Che cosa significa? Non sono mica di acciaio inossidabile io. Anch'io mi piego. Anch'io sto male. Anch'io se mi ferisco sanguino e provo dolore. Solo che ho una soglia abbastanza alta. Sopporto senza frignare. L'ho sempre fatto, anche da piccolo quando avrei potuto fare i capricci e farmi regalare qualsiasi cosa.
«Bradley non ha mai pianto per un graffio, figuriamoci per un polso rotto. In ogni caso mi ricorderò di lei e della sua indifferenza», minaccia. «È il suo lavoro prestare soccorso. Che sia una gamba rotta, un dito mozzato o una cazzo di mano ferita.»
La ragazza sgrana impercettibilmente gli occhi cercando di capire se chiamare la sicurezza o scappare con una scusa. Stan sa essere inquietante quando si arrabbia.
«Andiamo», gli dico notando che è sul punto di continuare dopo avere firmato malamente il modulo ed essermi scusato con la ragazza che ci segue ad ogni passo.
Lo spingo recandomi in sala d'attesa, un quadrato pieno di sedie con un monitor in alto attualmente sintonizzato sul canale sportivo. Qui mi siedo su una delle sedie imbottite mettendomi comodo.
Ho perso il conto delle volte in cui mi sono trovato in una situazione simile. Ma non è mai stato per me. Sempre per gli altri.
Stan si siede nervoso accanto a me. Guarda la tv poi lo schermo del telefono continuando a muovere la gamba più che nervoso. Mi guarda un paio di volte di sbieco ma non mi muovo dalla mia posizione comoda.

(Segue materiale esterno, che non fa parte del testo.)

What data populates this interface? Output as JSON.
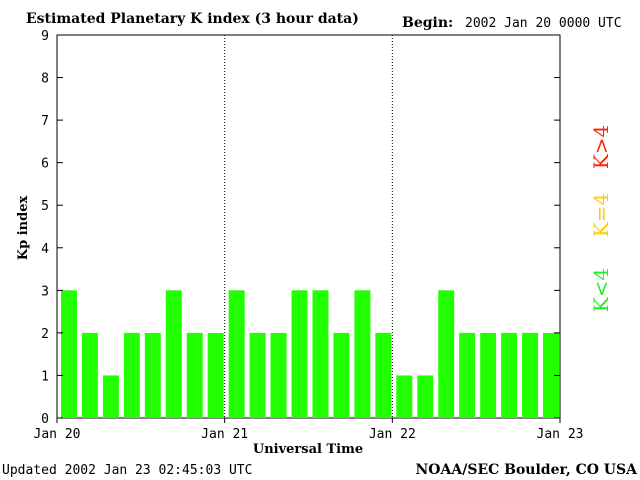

«Non hai protestato. Stai davvero male», borbotta. «Ti sei davvero innamorato.»
Tiro indietro la testa chiudendo gli occhi mentre il polso pulsa dolorosamente. Tengo per me quello che sento. Dubito che la gente possa comprendere come mi vedo riflesso negli occhi di quella piccola stronza. «Vammi a prendere un caffè così ti sgranchisci le gambe e la smetti di dire stronzate. Così continui anche a mandare messaggi alla tua ragazza da un'altra parte per aggiornarla come un ragazzino.»
Evita di replicare acido. Sa quanto divento nervoso quando mi contraddice.
Quando Stan è lontano pesco il telefono dalla tasca. Trovo un messaggio. Premo il dito sull'icona dopo un attimo di esitazione. Il mio cuore prende a battere in maniera scostante.